Unique identifier for a cryptographic domain within SKFS. Unless using a StrongKey Tellaro appliance, this defaults to 1.

protocol

The FIDO protocol to be used in this request (FIDO2_0).

authtype

The type of authentication supplied in this service request—it must be PASSWORD or HMAC (see API Security for details); the example shown here is for PASSWORD type of authentication.

svcusername

The username of the service credential requesting this web service.

svcpassword

The password of the service credential requesting this web service.

When PASSWORD authtype is used, SKFS uses entries in a previously configured Lightweight Directory Access Protocol (LDAP) or Active Directory (AD) to authenticate the credential (see Manage Credentials under [SKFS ⇒ Administration ⇒ Security] for details).

Value

Explanantion

id

The identifier of the FIDO credential. Also known as credentialId within the JavaScript API—Web Authentication (WebAuthn)—it returns a Base64url encoding of the FIDO credential.

NOTE: This value is used by FIDO authenticators to uniquely identify a specific credential registered at a specific RP site. In this use-case, it identifies the credential that provided the response to the authentication challenge.

rawid

An implementation of an ArrayBuffer containing the raw byte sequence of the credentialId.

type

This attribute specifies the credential type represented by this object; this is always public-key in the case of FIDO/WebAuthn protocols.

authenticatorData

A complex data structure with information an RP should use to determine if they will accept the assertion and use the digital signature to authenticate the user.
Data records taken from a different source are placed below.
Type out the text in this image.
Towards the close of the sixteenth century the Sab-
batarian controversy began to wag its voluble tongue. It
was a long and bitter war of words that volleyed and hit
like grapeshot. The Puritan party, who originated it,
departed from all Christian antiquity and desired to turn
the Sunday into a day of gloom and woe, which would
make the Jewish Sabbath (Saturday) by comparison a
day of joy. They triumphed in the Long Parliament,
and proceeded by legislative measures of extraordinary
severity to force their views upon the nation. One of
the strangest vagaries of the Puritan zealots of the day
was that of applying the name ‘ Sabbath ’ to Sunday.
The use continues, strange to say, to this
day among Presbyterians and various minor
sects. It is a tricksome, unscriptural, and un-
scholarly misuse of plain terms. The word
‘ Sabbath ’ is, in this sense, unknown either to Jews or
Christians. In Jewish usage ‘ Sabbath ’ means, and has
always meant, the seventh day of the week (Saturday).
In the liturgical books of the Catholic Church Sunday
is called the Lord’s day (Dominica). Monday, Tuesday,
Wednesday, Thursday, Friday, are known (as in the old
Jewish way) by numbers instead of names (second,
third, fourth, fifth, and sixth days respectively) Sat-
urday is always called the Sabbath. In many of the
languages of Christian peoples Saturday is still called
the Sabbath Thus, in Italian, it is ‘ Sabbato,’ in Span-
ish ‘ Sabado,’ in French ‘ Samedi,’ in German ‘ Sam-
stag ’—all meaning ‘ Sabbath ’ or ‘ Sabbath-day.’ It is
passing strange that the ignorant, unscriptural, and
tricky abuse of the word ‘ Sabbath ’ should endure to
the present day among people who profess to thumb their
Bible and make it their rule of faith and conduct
NOTE: SKFS relies heavily on this object to determine if the generated credential—and the authenticator that generated it—conform to the security policy defined within SKFS. As a result, RP applications that must comply with regulations such as GDPR, PSD2, etc.—or who require high levels of security—must ensure requiring an attestation object within the SKFS policy.

signature

This attribute contains the raw signature returned from the authenticator. See §6.3.3 The authenticatorGetAssertion Operation.

userHandle

This attribute contains the user handle returned from the authenticator, or null if the authenticator did not return a user handle. See §6.3.3 The authenticatorGetAssertion Operation.

clientDataJSON

A serialized representation of a JSON structure whose message digest (a.k.a. hash) is digitally signed by the FIDO authenticator in response to a FIDO signing operation. This attribute is also embedded inside a response object within publicKeyCredential.

NOTE: This object represents the most important result of a FIDO signing operation—it is what provides cryptographic evidence that the right challenge was signed with the right credential registered at this RP.

Value

Explanation

version

This attribute describes the version number of the strongkeyMetadata JSON object embedded in the web service request. This JSON object provides useful information to the RP application that are not critical to the FIDO capabilities—but something applications can extend and rely upon for business use-cases.

create_location

If available and enabled on the client device, this attribute provides the resolution of Global Positioning System (GPS) coordinates ascertained by applications.

origin

This is a string of the RP origin (RFC-6525 representation of the application’s URL), so it can be easily accessible to the web application.

username

This is an string of the name of the application user, so it can be easily accessible to the web application.

clientIp

[OPTIONAL]: This is client IP address string. This option is only required if JWT is enabled and you wish to override the default value sent in the request.

clientUserAgent

[OPTIONAL] :This is the User-Agent header string. It is only required if JWT is enabled and you wish to override the default value sent in the request.

appTXID

An optional string within any SKFS web service request body's payload JSON object that, if added, will attach the appTXID value to the TXID logged by the server.